Hi all,
I’m running GROMACS (2019.6, GPU build) on my HPC cluster (gpunode002: 24 core, 256GB ram, gpu NVidia Tesla P40) with the following SLURM script:
#!/bin/bash
#SBATCH --job-name=WT
#SBATCH --partition=gpuq
#SBATCH --nodes=1
#SBATCH --ntasks-per-node=1
#SBATCH --cpus-per-task=20
#SBATCH --mem=200G
#SBATCH --gres=gpu:1
#SBATCH --nodelist=gpunode002
#SBATCH --output=gmx.%j.out
#SBATCH --error=gmx.%j.err
set -euo pipefail
module purge
module load cuda80/toolkit/8.0.61
module load cuda80/fft/8.0.61
module load gromacs/single/gpu/2019.6
export CUDA_ROOT=${CUDA_HOME:-${CUDA_PATH:-$(dirname "$(dirname "$(which nvcc)")")}}
export LD_LIBRARY_PATH="$CUDA_ROOT/lib64:${LD_LIBRARY_PATH:-}"

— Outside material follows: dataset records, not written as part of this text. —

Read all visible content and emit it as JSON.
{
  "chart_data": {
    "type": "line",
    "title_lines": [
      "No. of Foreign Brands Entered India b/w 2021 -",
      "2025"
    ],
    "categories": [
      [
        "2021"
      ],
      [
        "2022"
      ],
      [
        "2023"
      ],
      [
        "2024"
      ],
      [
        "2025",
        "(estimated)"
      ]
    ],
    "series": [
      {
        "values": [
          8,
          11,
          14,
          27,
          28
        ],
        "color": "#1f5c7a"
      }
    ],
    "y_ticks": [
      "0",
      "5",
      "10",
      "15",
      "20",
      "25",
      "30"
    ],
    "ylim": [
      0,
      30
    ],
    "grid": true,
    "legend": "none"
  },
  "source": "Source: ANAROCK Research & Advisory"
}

export OMP_NUM_THREADS=${SLURM_CPUS_PER_TASK}
cd "$SLURM_SUBMIT_DIR"
# Production MD
gmx grompp -f md.mdp -c npt.gro -t npt.cpt -p topol.top -o md_0_1.tpr -maxwarn 10
gmx mdrun -deffnm md_0_1 -ntmpi 1 -ntomp 20 -nb gpu -pme gpu -pin on -dlb auto -gpu_id 0
But the performance is only ~5 ns/day, which feels extremely low for a GPU job. Can you please review the commands for best performance? Thank you!